投稿: さばっち | 2019年12月20日 (金) 17時30分
徴用工ではなくて、実態は、応募してきた朝鮮人がほとんどであったことから応募工としたものでしょう。
投稿: ueyonabaru | 2019年12月20日 (金) 18時53分
さばっち さん
呼称にさしてこだわりはないですが、先の大法院判決の原告の中には一人も徴用令で日本で働いた人はいません。
政府は旧朝鮮半島出身労働者問題とか言ってますが、それだと長すぎるので、応募で来たのだから「応募工」といってます。
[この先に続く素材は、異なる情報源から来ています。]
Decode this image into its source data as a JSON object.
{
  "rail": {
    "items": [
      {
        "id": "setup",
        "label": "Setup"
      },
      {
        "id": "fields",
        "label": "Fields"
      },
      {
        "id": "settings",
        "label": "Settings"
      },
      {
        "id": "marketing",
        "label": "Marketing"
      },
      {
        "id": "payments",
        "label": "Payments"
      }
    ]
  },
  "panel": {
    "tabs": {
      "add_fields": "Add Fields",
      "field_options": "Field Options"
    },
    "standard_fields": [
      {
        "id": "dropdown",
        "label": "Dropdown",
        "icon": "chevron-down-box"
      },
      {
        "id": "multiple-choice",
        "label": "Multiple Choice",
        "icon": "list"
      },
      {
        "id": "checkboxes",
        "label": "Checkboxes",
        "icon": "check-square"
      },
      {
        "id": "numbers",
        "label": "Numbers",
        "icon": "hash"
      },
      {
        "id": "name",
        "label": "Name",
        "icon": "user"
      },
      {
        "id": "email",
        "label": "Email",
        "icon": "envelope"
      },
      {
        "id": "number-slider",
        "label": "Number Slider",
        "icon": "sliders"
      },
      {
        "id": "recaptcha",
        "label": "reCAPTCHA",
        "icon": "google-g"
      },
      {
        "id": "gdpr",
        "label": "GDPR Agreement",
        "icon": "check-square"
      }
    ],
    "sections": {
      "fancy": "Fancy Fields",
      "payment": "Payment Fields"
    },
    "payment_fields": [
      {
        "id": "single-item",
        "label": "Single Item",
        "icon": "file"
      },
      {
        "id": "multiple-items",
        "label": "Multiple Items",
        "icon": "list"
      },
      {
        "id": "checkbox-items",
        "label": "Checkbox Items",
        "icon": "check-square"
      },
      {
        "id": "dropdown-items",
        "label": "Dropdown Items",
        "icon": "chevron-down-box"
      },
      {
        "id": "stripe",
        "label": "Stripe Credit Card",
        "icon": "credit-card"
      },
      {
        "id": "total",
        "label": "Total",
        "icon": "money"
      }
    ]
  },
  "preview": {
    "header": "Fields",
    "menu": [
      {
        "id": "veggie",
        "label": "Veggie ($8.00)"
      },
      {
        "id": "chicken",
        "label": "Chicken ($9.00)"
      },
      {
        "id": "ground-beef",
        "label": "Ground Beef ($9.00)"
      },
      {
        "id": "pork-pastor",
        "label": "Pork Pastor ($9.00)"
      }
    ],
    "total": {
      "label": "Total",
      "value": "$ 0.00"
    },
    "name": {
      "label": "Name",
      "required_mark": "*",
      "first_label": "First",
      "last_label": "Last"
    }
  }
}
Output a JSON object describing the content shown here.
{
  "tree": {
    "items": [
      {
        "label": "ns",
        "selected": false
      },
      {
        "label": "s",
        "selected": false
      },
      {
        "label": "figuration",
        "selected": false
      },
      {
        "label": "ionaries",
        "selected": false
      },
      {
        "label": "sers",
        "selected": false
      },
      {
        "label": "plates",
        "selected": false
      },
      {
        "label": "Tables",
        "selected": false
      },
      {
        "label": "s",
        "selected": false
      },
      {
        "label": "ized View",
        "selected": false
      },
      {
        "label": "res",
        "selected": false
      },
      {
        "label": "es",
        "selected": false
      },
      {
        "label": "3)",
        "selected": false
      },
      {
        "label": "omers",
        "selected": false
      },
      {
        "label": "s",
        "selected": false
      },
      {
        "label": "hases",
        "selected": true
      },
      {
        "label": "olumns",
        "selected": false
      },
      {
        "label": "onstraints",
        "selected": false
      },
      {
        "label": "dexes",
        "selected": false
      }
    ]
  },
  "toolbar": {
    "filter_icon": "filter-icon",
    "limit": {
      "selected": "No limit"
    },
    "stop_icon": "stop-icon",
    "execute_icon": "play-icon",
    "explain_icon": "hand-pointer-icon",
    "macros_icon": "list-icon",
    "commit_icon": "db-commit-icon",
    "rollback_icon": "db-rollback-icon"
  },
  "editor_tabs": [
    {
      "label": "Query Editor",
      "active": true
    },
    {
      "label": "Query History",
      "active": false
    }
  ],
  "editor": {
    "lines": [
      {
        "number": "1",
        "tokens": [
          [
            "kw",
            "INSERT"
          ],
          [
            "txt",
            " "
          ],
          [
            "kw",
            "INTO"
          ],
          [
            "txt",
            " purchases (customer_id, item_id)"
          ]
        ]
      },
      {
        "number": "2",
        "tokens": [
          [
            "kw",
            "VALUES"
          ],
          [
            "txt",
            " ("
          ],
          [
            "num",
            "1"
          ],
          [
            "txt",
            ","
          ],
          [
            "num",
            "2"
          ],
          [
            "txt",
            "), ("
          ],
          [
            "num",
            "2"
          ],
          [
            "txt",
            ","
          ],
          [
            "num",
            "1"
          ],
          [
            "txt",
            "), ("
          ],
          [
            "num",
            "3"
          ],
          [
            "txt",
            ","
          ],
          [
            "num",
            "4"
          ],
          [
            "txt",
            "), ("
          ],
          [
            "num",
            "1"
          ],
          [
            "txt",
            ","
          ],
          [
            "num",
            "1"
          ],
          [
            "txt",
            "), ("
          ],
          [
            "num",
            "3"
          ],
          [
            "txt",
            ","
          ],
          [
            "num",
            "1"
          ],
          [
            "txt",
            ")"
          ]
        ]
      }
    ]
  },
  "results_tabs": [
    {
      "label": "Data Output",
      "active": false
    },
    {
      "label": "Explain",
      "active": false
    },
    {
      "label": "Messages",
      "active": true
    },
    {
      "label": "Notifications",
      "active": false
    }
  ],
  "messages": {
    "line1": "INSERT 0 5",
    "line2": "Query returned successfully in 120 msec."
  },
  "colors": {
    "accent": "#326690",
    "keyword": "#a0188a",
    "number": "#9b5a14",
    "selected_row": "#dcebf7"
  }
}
投稿: 山路 敬介 | 2019年12月20日 (金) 21時19分
ueyonabaruさん
ありがとうございます。納得できました。
投稿: さばっち | 2019年12月20日 (金) 21時40分
山路さんもありがとうございます。
投稿: さばっち | 2019年12月20日 (金) 21時44分
さばっちさん。いわゆる「徴用工」という韓国の表現には裏があります。
あの国は儒教国家らしく名分(絶対正義)を常に必要とする国です。
かつては勤労動員の少女を強制的に兵隊用娼婦にしたという虚構の大義名分をつくりだすために、「従軍慰安婦」という言い方を使いました。
この「従軍」は元来日本作家が使ったのが由来ですが、当時はありませんでした。
それを勤労動員が全員「従軍慰安婦」にされたというトンデモ歴史を贋造するために、こういう言い方をしたのです。
ちなみに韓国が20万人の朝鮮女性が強制連行されたというのは、この勤労動員の数を使っています。ついでに12歳の少女までもが、というのも一緒です。
この「応募工」も同じことで、戦争当時の日本が強制的に朝鮮人労働者を「徴用」し過酷な奴隷労働に従事させたという虚構をつくるためにこの「徴用工」という表現を使っています。
本来は山路さんが述べられているように、ただの「応募工」にすぎませんし、今回提訴したひとたち全員が応募工です。
この被告たちは、徴用が実施される以前に、自分の意志で当時「内地」と呼ばれた日本に渡航しています。
被告らは募集に応じて面接を受けたと言っていますから、このどこが強制動員なのでしょうか。
実はこの被告たちが渡航した時期は、条件のいい内地に密入国してでも行きたい者たちが溢れていた時期で、強制どころか行けてラッキーの時代だったのです。
まったくの自由意志によるいわば「就職」だったわけで、そこに強制性の要素はひとかけらもありません。
だから山路さんがそうしたように「応募工」と呼ぶのが正しいのです。
これは本来は歴史認識といった高級な領域ではなく、第一歩の歴史の概念既定にすぎません。
(ちなみにあの国にはまともな歴史学がない国です。国語を全部ハングルにしてしまった結果、漢字文書が読めなくなってしまったらです)
第一歩から韓国は狂っているので、初めのボタンを掛け違うと最後にはしまらなくなるのです。
ところがこれでは日本を訴えられません。無理やり被害者ヅラをせねば賠償金がとれません。
そこで彼らは自らの支援組織名称を「抗日抗争期強制動員被害調査及び国外強制動員犠牲者等支援委員会」(長い)としたように、自由渡航した労働者ではなく、あくまでも強制動員の犠牲者だということにしたのです。
これを受けて韓国最高裁は判決で「強制徴用」という言葉を6回、「強制動員」にいたっては実に70回も景気よく散りばめています。
韓国は官斡旋や募集工員までも全員がすべて「強制動員」「強制徴用」としたいのです。
ですから、私も自分の記事では「徴用工」裁判とカッコをつけて「いわゆる」という意味を付与しています。
いちいち面倒ですが、政府・司法までも挙げて反日に狂奔している以上、いたしかたありません。
ほんとうに煩わしい限りですが、あの国は慰安婦にしても、「徴用工」にしても、常に本来の意味から離れた恣意的な意味転換を行って政治的用語にしてしまうところなので、用語にも気を使わねばないというわけです。